Daniel Kahneman, ganador del premio Nobel de Economía y autor del best seller “Pensar rápido, pensar despacio”, sostiene que tenemos dos sistemas de pensamiento. Uno rápido, que siempre está listo para entregar respuestas intuitivas e instantáneas, y uno más lento, que se encarga de tomar las decisiones racionales. En esa dicotomía, suele ganar el sistema ilógico, que domina gran parte de lo que decimos, hacemos, pensamos y creemos.

El sesgo de la Disponibilidad. Tu cerebro comprende y decide en base al primer dato que tiene a mano, a lo disponible, aunque sea una anécdota. Por ejemplo, si tenemos tres familiares que sufrieron un accidente automovilístico recientemente, tu cerebro creerá que los accidentes están aumentando en nuestra sociedad. La información que tienes a mano, aunque no sea representativa, tiende a usarla como base para una generalización.

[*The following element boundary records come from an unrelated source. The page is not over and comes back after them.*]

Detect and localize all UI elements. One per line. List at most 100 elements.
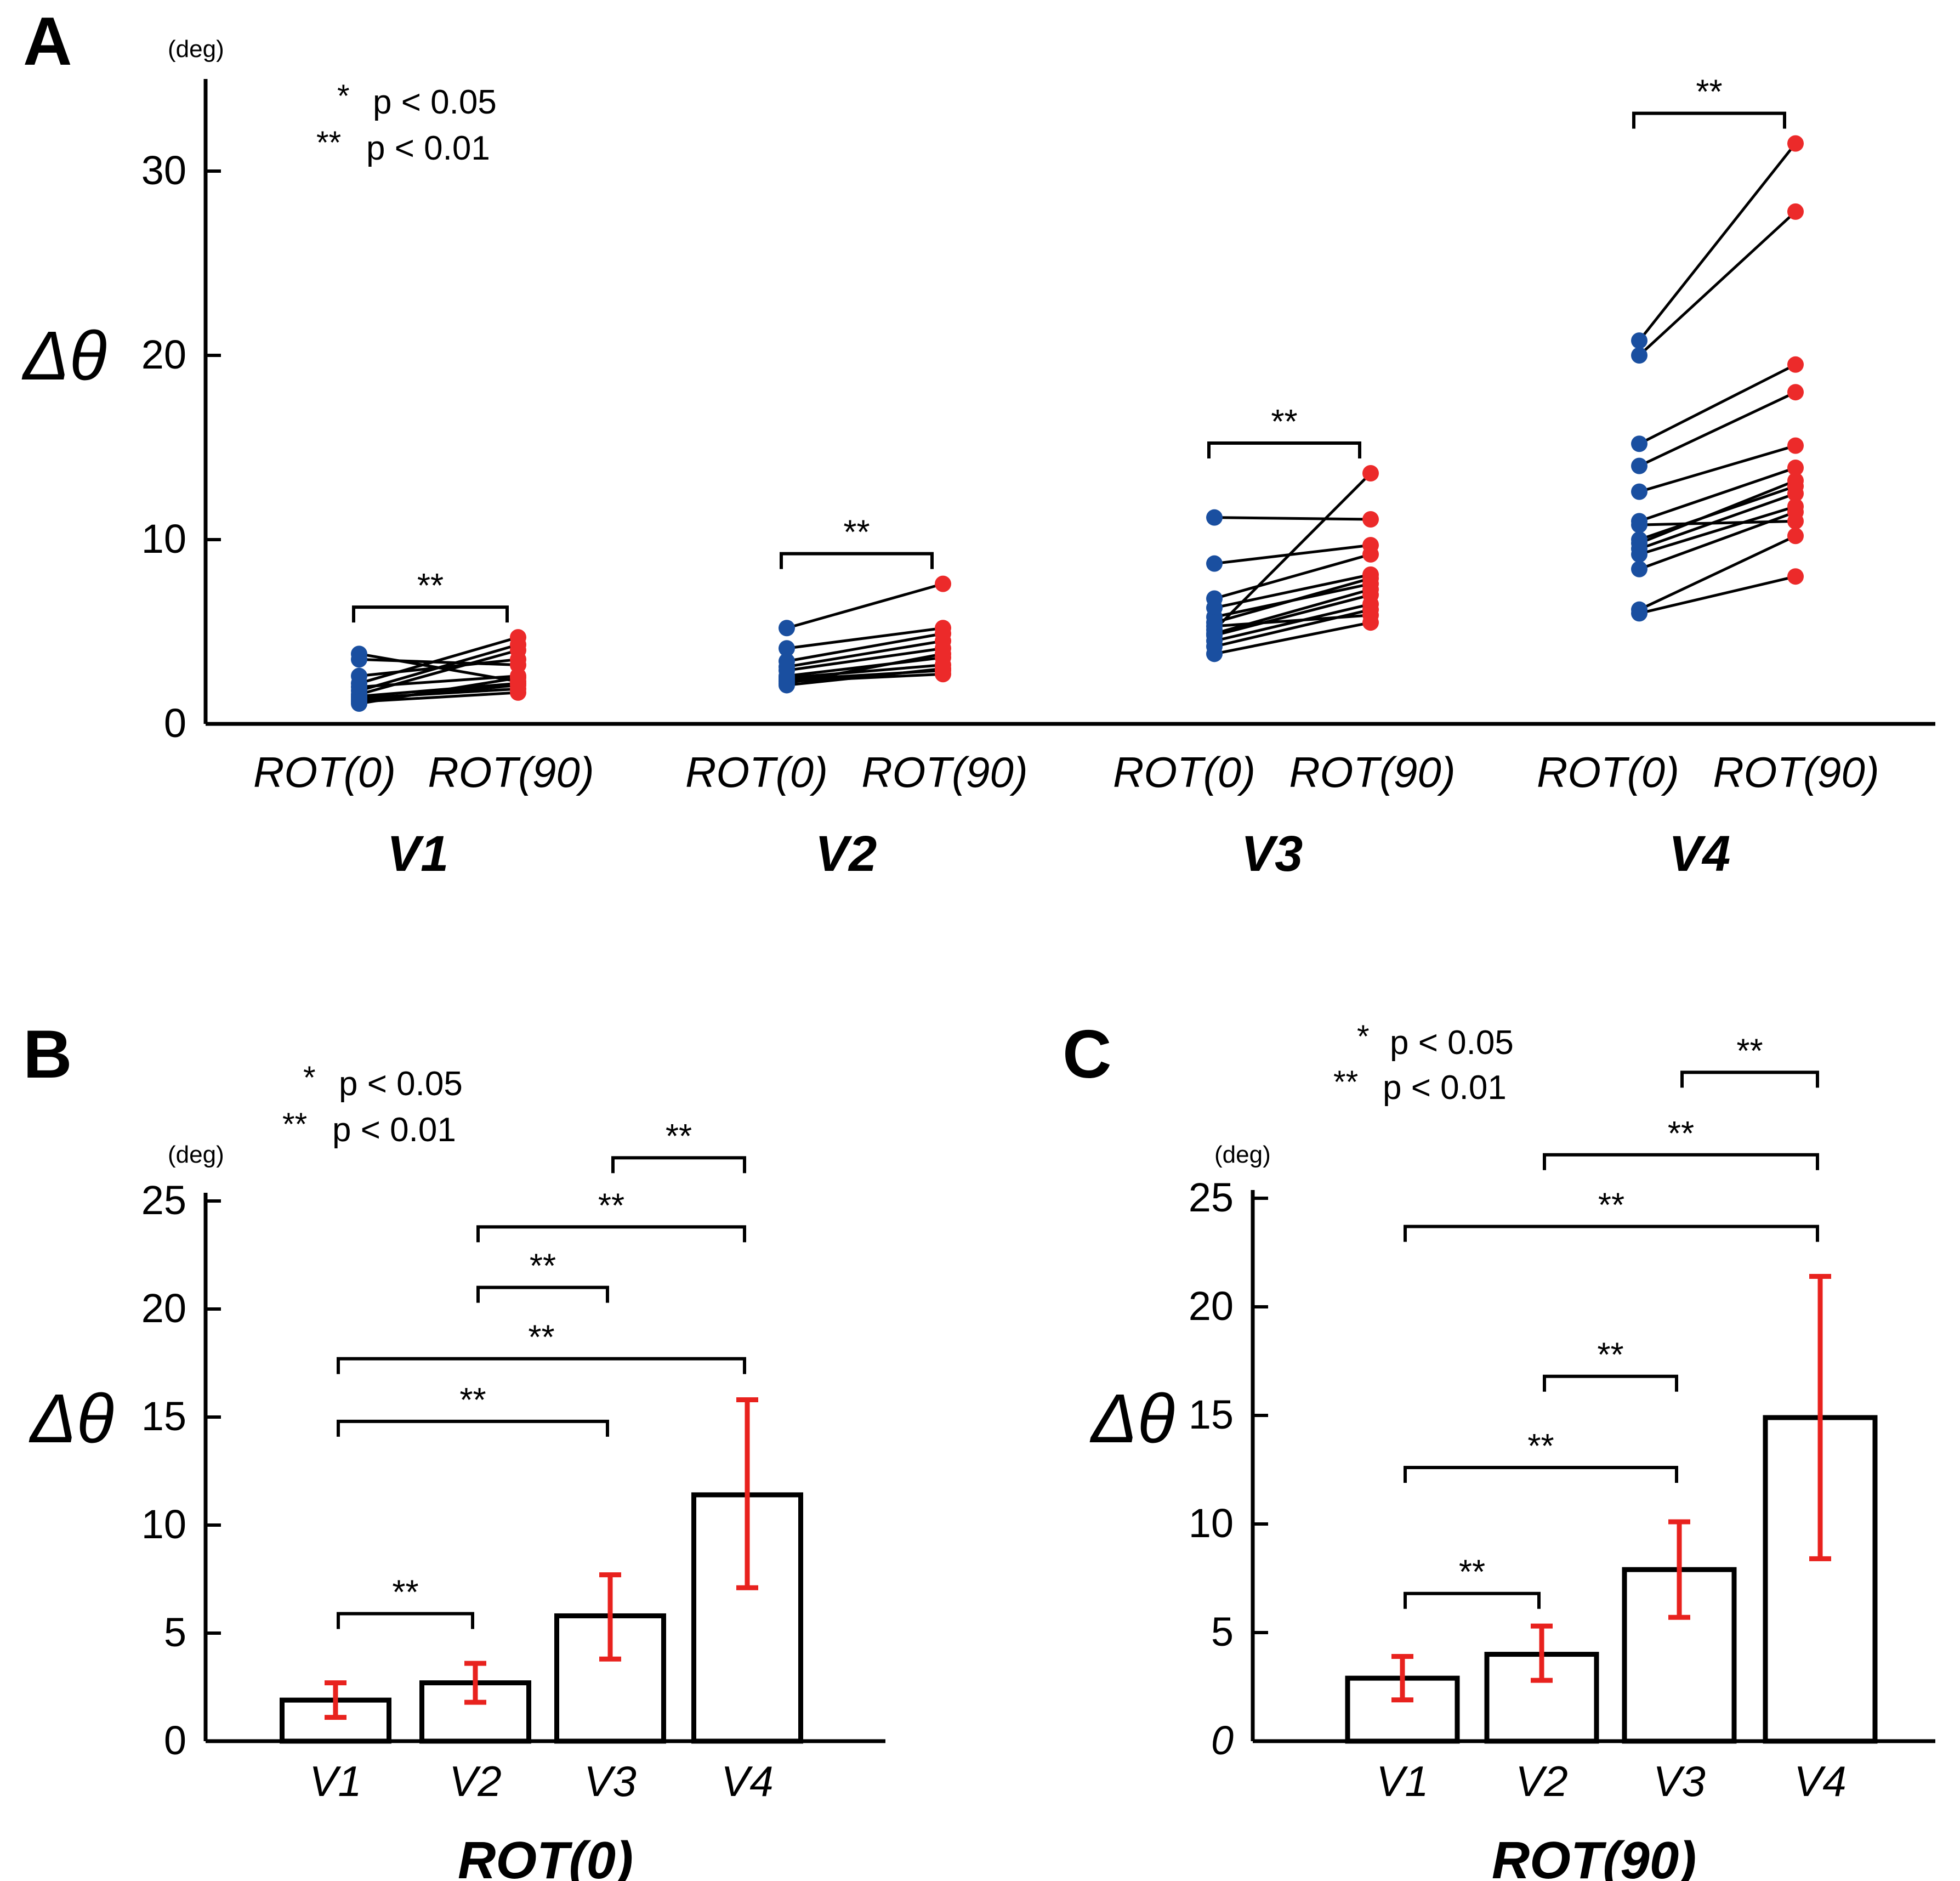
panel-c-category-label: V1 bbox=[1376, 1757, 1428, 1805]
panel-a-point-rot90 bbox=[1787, 478, 1804, 495]
panel-a-point-rot0 bbox=[1206, 555, 1223, 572]
panel-c-comparison-v2-v3-line bbox=[1543, 1374, 1678, 1392]
panel-a-point-rot0 bbox=[1631, 560, 1647, 577]
panel-a-pair-line bbox=[1639, 466, 1796, 523]
panel-a-condition-rot90: ROT(90) bbox=[428, 748, 594, 796]
panel-a-bracket-v3-label: ** bbox=[1271, 403, 1297, 441]
panel-a-point-rot90 bbox=[935, 660, 951, 677]
panel-b-comparison-v1-v2-line bbox=[337, 1612, 474, 1629]
panel-a-bracket-v1-label: ** bbox=[417, 567, 444, 605]
panel-b-ytick-label: 25 bbox=[141, 1177, 186, 1223]
panel-a-pair-line bbox=[1214, 516, 1371, 521]
panel-a-pair-line bbox=[786, 663, 944, 679]
panel-a-bracket-v4-label: ** bbox=[1696, 73, 1722, 111]
panel-a-point-rot90 bbox=[1787, 528, 1804, 545]
panel-a-point-rot0 bbox=[1631, 332, 1647, 349]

El sesgo de disponibilidad lo estamos viviendo a diario. ¿Por qué la gente no se cuida más si sabe que la pandemia tiene consecuencias fatales? Si alrededor nuestro no vemos contagios de Covid19, intuimos y sentimos que tenemos una prueba contundente de que el peligro pasó. En base a esta evidencia disponible, generalizamos a toda la población y, luego, bajamos las medidas de prevención y cuidado de nosotros mismos. También disminuye el cuidado hacia los que más queremos. Mucha gente se equivocó en la misma dirección. Dejó a un lado mascarillas y protocolos, fue a lugares concurridos, tomó vacaciones, se juntó con otros. Y provocó el alza de contagios a niveles sorprendentes para todos.  Así  de grandes pueden llegar a ser los efectos de los sesgos que cada día afectan nuestra mente. Es un sesgo que puede matar.

Las respuestas intuitivas e instantáneas que se vienen inmediatamente a la cabeza, pueden ser peligrosas. Pueden estar impregnadas de sesgos inconscientes y llevarnos a decisiones incorrectas. Mejor es hacer una pausa, esperar que baje la emoción, tomar distancia sicológica y dar espacio para la reflexión. ¿Pensar rápido o pensar despacio? Si es importante hazlo despacio.